«Химия и жизнь»
Фантастика и детектив
⠀⠀ ⠀⠀ ⠀⠀ ⠀⠀
1965
⠀⠀ ⠀⠀ ⠀⠀ ⠀⠀
№№ 1–3
⠀⠀ ⠀⠀ ⠀⠀ ⠀⠀
Б. Зубков
Е. Муслин
Бациллус Террус
⠀⠀ ⠀⠀ ⠀⠀ ⠀⠀
⠀⠀ ⠀⠀ ⠀⠀ ⠀⠀
Сейчас все, что рядом со мной, чисто и прозрачно — и моя собственная рука, и шкафчик с термометрами, и стакан с горьковатым лекарством. Вся больница пронизана чистотой и прозрачностью. Кстати, мои врачи не говорят «больница», они любят слово «лечебница». Будто бы меня можно лечить и вылечить. Увы, в свое время я слишком много копался в книгах, посвященных мельчайшим и бездушным тварям, которые, ничего не зная о существовании человека, заставляют его так жестоко страдать.
Левенгук называл их «анималькулями»— маленькими животными. О доблестные анималькули, вы и сами погибаете мириадами и идете на дно мирового океана. Там под тяжестью ваших крошечных трупов прогибается земная кора, и океан выходит из берегов. Ярость вашего размножения неистощима. Горе тому, кто становится на пути этой ярости. Вы можете и его пригнуть к земле, как заставляете прогибаться саму Землю…
До чего додумался — трупы, ярость, пригнуть к земле… Долой такие мысли, долой!
Опять эта боль… Она начинается в одной точке тела, расширяется, захватывает все его уголки… Все темнеет вокруг…

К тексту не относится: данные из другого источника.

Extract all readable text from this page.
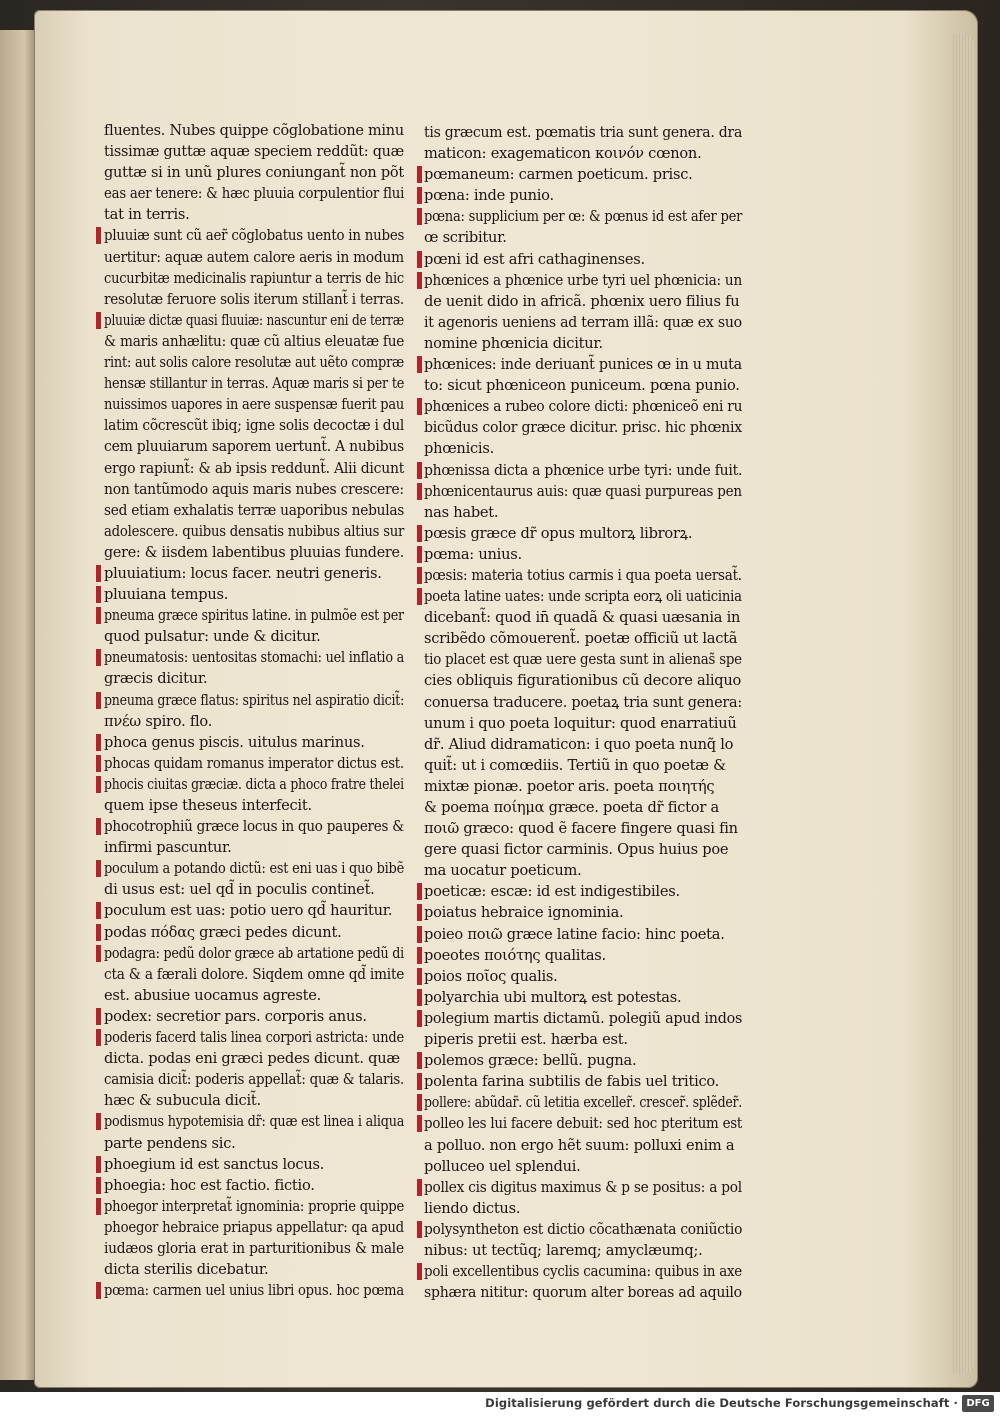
fluentes. Nubes quippe cõglobatione minu
tissimæ guttæ aquæ speciem reddũt: quæ
guttæ si in unũ plures coniungant̃ non põt
eas aer tenere: & hæc pluuia corpulentior flui
tat in terris.
pluuiæ sunt cũ aer̃ cõglobatus uento in nubes
uertitur: aquæ autem calore aeris in modum
cucurbitæ medicinalis rapiuntur a terris de hic
resolutæ feruore solis iterum stillant̃ i terras.
pluuiæ dictæ quasi fluuiæ: nascuntur eni de terræ
& maris anhælitu: quæ cũ altius eleuatæ fue
rint: aut solis calore resolutæ aut uẽto compræ
hensæ stillantur in terras. Aquæ maris si per te
nuissimos uapores in aere suspensæ fuerit pau
latim cõcrescũt ibiq; igne solis decoctæ i dul
cem pluuiarum saporem uertunt̃. A nubibus
ergo rapiunt̃: & ab ipsis reddunt̃. Alii dicunt
non tantũmodo aquis maris nubes crescere:
sed etiam exhalatis terræ uaporibus nebulas
adolescere. quibus densatis nubibus altius sur
gere: & iisdem labentibus pluuias fundere.
pluuiatium: locus facer. neutri generis.
pluuiana tempus.
pneuma græce spiritus latine. in pulmõe est per
quod pulsatur: unde & dicitur.
pneumatosis: uentositas stomachi: uel inflatio a
græcis dicitur.
pneuma græce flatus: spiritus nel aspiratio dicit̃:
πνέω spiro. flo.
phoca genus piscis. uitulus marinus.
phocas quidam romanus imperator dictus est.
phocis ciuitas græciæ. dicta a phoco fratre thelei
quem ipse theseus interfecit.
phocotrophiũ græce locus in quo pauperes &
infirmi pascuntur.
poculum a potando dictũ: est eni uas i quo bibẽ
di usus est: uel qd̃ in poculis continet̃.
poculum est uas: potio uero qd̃ hauritur.
podas πόδας græci pedes dicunt.
podagra: pedũ dolor græce ab artatione pedũ di
cta & a færali dolore. Siqdem omne qd̃ imite
est. abusiue uocamus agreste.
podex: secretior pars. corporis anus.
poderis facerd talis linea corpori astricta: unde
dicta. podas eni græci pedes dicunt. quæ
camisia dicit̃: poderis appellat̃: quæ & talaris.
hæc & subucula dicit̃.
podismus hypotemisia dr̃: quæ est linea i aliqua
parte pendens sic.
phoegium id est sanctus locus.
phoegia: hoc est factio. fictio.
phoegor interpretat̃ ignominia: proprie quippe
phoegor hebraice priapus appellatur: qa apud
iudæos gloria erat in parturitionibus & male
dicta sterilis dicebatur.
pœma: carmen uel unius libri opus. hoc pœma
tis græcum est. pœmatis tria sunt genera. dra
maticon: exagematicon κοινόν cœnon.
pœmaneum: carmen poeticum. prisc.
pœna: inde punio.
pœna: supplicium per œ: & pœnus id est afer per
œ scribitur.
pœni id est afri cathaginenses.
phœnices a phœnice urbe tyri uel phœnicia: un
de uenit dido in africã. phœnix uero filius fu
it agenoris ueniens ad terram illã: quæ ex suo
nomine phœnicia dicitur.
phœnices: inde deriuant̃ punices œ in u muta
to: sicut phœniceon puniceum. pœna punio.
phœnices a rubeo colore dicti: phœniceõ eni ru
bicũdus color græce dicitur. prisc. hic phœnix
phœnicis.
phœnissa dicta a phœnice urbe tyri: unde fuit.
phœnicentaurus auis: quæ quasi purpureas pen
nas habet.
pœsis græce dr̃ opus multorꝝ librorꝝ.
pœma: unius.
pœsis: materia totius carmis i qua poeta uersat̃.
poeta latine uates: unde scripta eorꝝ oli uaticinia
dicebant̃: quod in̄ quadã & quasi uæsania in
scribẽdo cõmouerent̃. poetæ officiũ ut lactã
tio placet est quæ uere gesta sunt in alienas̃ spe
cies obliquis figurationibus cũ decore aliquo
conuersa traducere. poetaꝝ tria sunt genera:
unum i quo poeta loquitur: quod enarratiuũ
dr̃. Aliud didramaticon: i quo poeta nunq̃ lo
quit̃: ut i comœdiis. Tertiũ in quo poetæ &
mixtæ pionæ. poetor aris. poeta ποιητής
& poema ποίημα græce. poeta dr̃ fictor a
ποιῶ græco: quod ẽ facere fingere quasi fin
gere quasi fictor carminis. Opus huius poe
ma uocatur poeticum.
poeticæ: escæ: id est indigestibiles.
poiatus hebraice ignominia.
poieo ποιῶ græce latine facio: hinc poeta.
poeotes ποιότης qualitas.
poios ποῖος qualis.
polyarchia ubi multorꝝ est potestas.
polegium martis dictamũ. polegiũ apud indos
piperis pretii est. hærba est.
polemos græce: bellũ. pugna.
polenta farina subtilis de fabis uel tritico.
pollere: abũdar̃. cũ letitia exceller̃. crescer̃. splẽder̃.
polleo les lui facere debuit: sed hoc pteritum est
a polluo. non ergo hẽt suum: polluxi enim a
polluceo uel splendui.
pollex cis digitus maximus & p se positus: a pol
liendo dictus.
polysyntheton est dictio cõcathænata coniũctio
nibus: ut tectũq; laremq; amyclæumq;.
poli excellentibus cyclis cacumina: quibus in axe
sphæra nititur: quorum alter boreas ad aquilo
Digitalisierung gefördert durch die Deutsche Forschungsgemeinschaft · DFG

Я мечтал подарить людям бессмертие всех вещей, которые их окружают… С чего все началось? Забыл. Неужели и память моя заболела? Кто-то говорил: «Наше „я“ — это синтез памяти». Если я не помню, значит, я не существую… Вспомнить бы самое начало. Начало… Да, все началось, когда в институт привезли эту трубу. Удивительную, ржавую, чудесную, заскорузлую трубу. Она полгода пролежала в земле, храня внутри себя высоковольтный кабель. Однажды понадобилось вытащить его из трубы. Не тут-то было! Вытянули одни медные жилы, оболочка кабеля осталась в трубе. Прилипла! Кусок злополучной трубы привезли в институт. Собрался консилиум, не хуже, чем сейчас собирается возле моей постели. Подошел и я. Внутри труба покрыта блестящей слизью. Мазнул по ней пальцем. Так просто, для солидности, будто что-то про себя соображаю. Оказалось, что это вовсе не слизь, а твердый металлический налет.
Вот когда проснулась дремавшая столько лет идея!
Участники консилиума разошлись, я схватил кусок трубы и утащил на свой стол. Вечером я исцарапал, изрезал, исковеркал серебристый налет перочинным ножом. Нож сломался. Для отвода глаз насыпал в трубу земли из цветочного горшка, воткнул в землю какой-то цветок. Это была моя — первая лаборатория. Она умещалась на подоконнике рядом с чертежным столом. Терпение, терпение! Я ждал три месяца.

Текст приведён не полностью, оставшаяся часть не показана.